Em sequência: Weekend, e a bicicleta no centro do plano, mantendo a atenção e o interesse nos personagens; Hoje Eu Quero Voltar Sozinho e os planos entrecortados, potencializando a emoção e o perigo daquela situação, mas contrapondo em closes a felicidade e leveza dos garotos ao fazer aquilo; e por fim, a sequência em Os Famosos e os Duendes da Morte, que caminha lenta e majestosamente da mais densa tristeza até uma delicada, ainda que passageira, sensação de alegria, mas sempre permeado por certa tensão sexual.

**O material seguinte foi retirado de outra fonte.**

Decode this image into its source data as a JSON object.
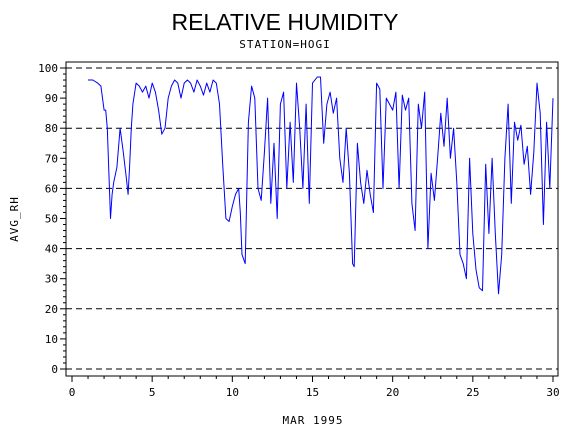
{
  "chart_data": {
    "type": "line",
    "title": "RELATIVE HUMIDITY",
    "subtitle": "STATION=HOGI",
    "xlabel": "MAR 1995",
    "ylabel": "AVG_RH",
    "xlim": [
      0,
      30
    ],
    "ylim": [
      0,
      100
    ],
    "xticks": [
      "0",
      "5",
      "10",
      "15",
      "20",
      "25",
      "30"
    ],
    "yticks": [
      "0",
      "10",
      "20",
      "30",
      "40",
      "50",
      "60",
      "70",
      "80",
      "90",
      "100"
    ],
    "reference_lines": [
      0,
      20,
      40,
      60,
      80,
      100
    ],
    "line_color": "#0000ff",
    "series": [
      {
        "x": [
          1.0,
          1.3,
          1.6,
          1.8,
          2.0,
          2.1,
          2.2,
          2.3,
          2.4,
          2.5,
          2.6,
          2.8,
          3.0,
          3.2,
          3.4,
          3.5,
          3.6,
          3.7,
          3.8,
          4.0,
          4.2,
          4.4,
          4.6,
          4.8,
          5.0,
          5.2,
          5.4,
          5.6,
          5.8,
          6.0,
          6.2,
          6.4,
          6.6,
          6.8,
          7.0,
          7.2,
          7.4,
          7.6,
          7.8,
          8.0,
          8.2,
          8.4,
          8.6,
          8.8,
          9.0,
          9.2,
          9.4,
          9.6,
          9.8,
          10.0,
          10.2,
          10.4,
          10.5,
          10.6,
          10.8,
          11.0,
          11.2,
          11.4,
          11.6,
          11.8,
          12.0,
          12.2,
          12.4,
          12.6,
          12.8,
          13.0,
          13.2,
          13.4,
          13.6,
          13.8,
          14.0,
          14.2,
          14.4,
          14.6,
          14.8,
          15.0,
          15.3,
          15.5,
          15.7,
          15.9,
          16.1,
          16.3,
          16.5,
          16.7,
          16.9,
          17.1,
          17.3,
          17.5,
          17.6,
          17.8,
          18.0,
          18.2,
          18.4,
          18.6,
          18.8,
          19.0,
          19.2,
          19.4,
          19.6,
          19.8,
          20.0,
          20.2,
          20.4,
          20.6,
          20.8,
          21.0,
          21.2,
          21.4,
          21.6,
          21.8,
          22.0,
          22.2,
          22.4,
          22.6,
          22.8,
          23.0,
          23.2,
          23.4,
          23.6,
          23.8,
          24.0,
          24.2,
          24.4,
          24.6,
          24.8,
          25.0,
          25.2,
          25.4,
          25.6,
          25.8,
          26.0,
          26.2,
          26.4,
          26.6,
          26.8,
          27.0,
          27.2,
          27.4,
          27.6,
          27.8,
          28.0,
          28.2,
          28.4,
          28.6,
          28.8,
          29.0,
          29.2,
          29.4,
          29.6,
          29.8,
          30.0
        ],
        "y": [
          96,
          96,
          95,
          94,
          86,
          86,
          80,
          65,
          50,
          58,
          62,
          67,
          80,
          72,
          63,
          58,
          68,
          80,
          88,
          95,
          94,
          92,
          94,
          90,
          95,
          92,
          86,
          78,
          80,
          90,
          94,
          96,
          95,
          90,
          95,
          96,
          95,
          92,
          96,
          94,
          91,
          95,
          92,
          96,
          95,
          88,
          68,
          50,
          49,
          54,
          58,
          60,
          52,
          38,
          35,
          82,
          94,
          90,
          60,
          56,
          72,
          90,
          55,
          75,
          50,
          88,
          92,
          60,
          82,
          62,
          95,
          80,
          60,
          88,
          55,
          95,
          97,
          97,
          75,
          88,
          92,
          85,
          90,
          70,
          62,
          80,
          65,
          35,
          34,
          75,
          62,
          55,
          66,
          58,
          52,
          95,
          93,
          60,
          90,
          88,
          86,
          92,
          60,
          91,
          86,
          90,
          55,
          46,
          88,
          80,
          92,
          40,
          65,
          56,
          70,
          85,
          74,
          90,
          70,
          80,
          62,
          38,
          35,
          30,
          70,
          45,
          33,
          27,
          26,
          68,
          45,
          70,
          45,
          25,
          38,
          70,
          88,
          55,
          82,
          76,
          81,
          68,
          74,
          58,
          72,
          95,
          85,
          48,
          82,
          60,
          90
        ]
      }
    ]
  }
}
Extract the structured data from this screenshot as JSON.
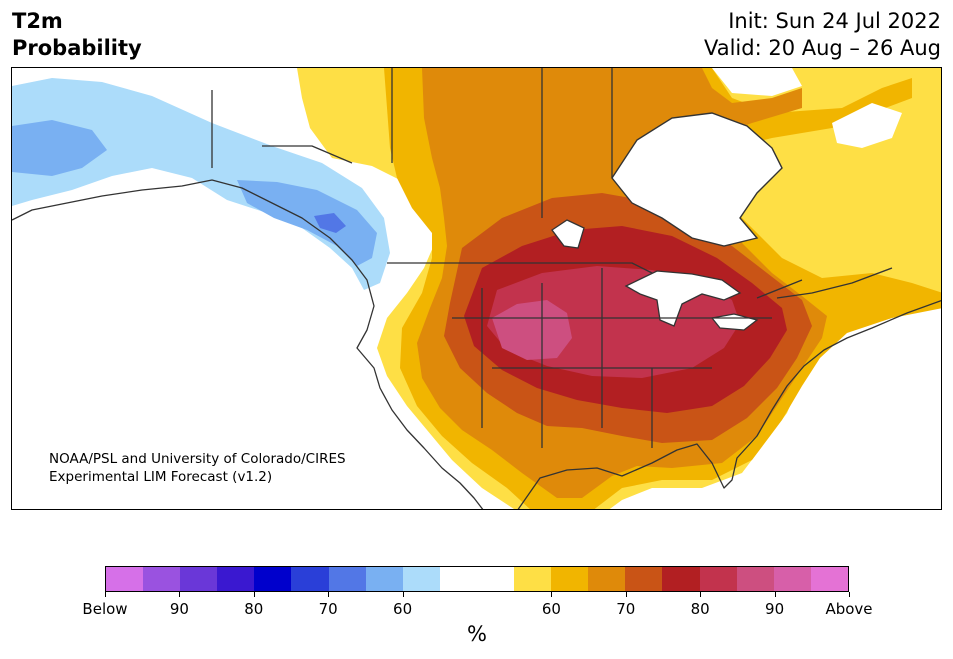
{
  "title": {
    "line1": "T2m",
    "line2": "Probability"
  },
  "dates": {
    "init": "Init: Sun 24 Jul 2022",
    "valid": "Valid: 20 Aug – 26 Aug"
  },
  "credit": {
    "line1": "NOAA/PSL and University of Colorado/CIRES",
    "line2": "Experimental LIM Forecast (v1.2)"
  },
  "colorbar": {
    "unit": "%",
    "colors": [
      "#d670e8",
      "#9a52e0",
      "#6a37d8",
      "#3a18d0",
      "#0000cc",
      "#2a3fd8",
      "#5277e6",
      "#79b0f2",
      "#acdcfa",
      "#ffffff",
      "#ffffff",
      "#fedf45",
      "#f1b500",
      "#df8a0a",
      "#c95416",
      "#b21f22",
      "#c2334d",
      "#cd4f80",
      "#d75fa9",
      "#e472d5"
    ],
    "ticks": [
      "Below",
      "90",
      "80",
      "70",
      "60",
      "60",
      "70",
      "80",
      "90",
      "Above"
    ],
    "tick_positions": [
      0,
      2,
      4,
      6,
      8,
      12,
      14,
      16,
      18,
      20
    ]
  },
  "map": {
    "domain": "North America",
    "fill_colors": {
      "cold_light": "#acdcfa",
      "cold_mid": "#79b0f2",
      "cold_dark": "#5277e6",
      "warm_1": "#fedf45",
      "warm_2": "#f1b500",
      "warm_3": "#df8a0a",
      "warm_4": "#c95416",
      "warm_5": "#b21f22",
      "warm_6": "#c2334d",
      "warm_7": "#cd4f80"
    }
  }
}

Enquanto o filme de Andrew Haigh mantêm seu tom naturalista, deixando os sons da cidade dominarem o plano, os dois brasileiros sublinham suas intenções climáticas com a música melancólica de Nelo Johann ou divertida do Belle & Sebastian.

Filmes citados:
Weekend (★★★★★)
Andrew Haigh, Reino Unido, 2011
Hoje Eu Quero Voltar Sozinho (★★★½)
Daniel Ribeiro, Brasil, 2014
Os Famosos e Os Duendes da Morte (★★★★)
Esmir Filho, Brasil, 2009

p.s.: Ganhei esta imagem de um amigo; O Verão de Giácomo, de Alessandro Comodin. Belo.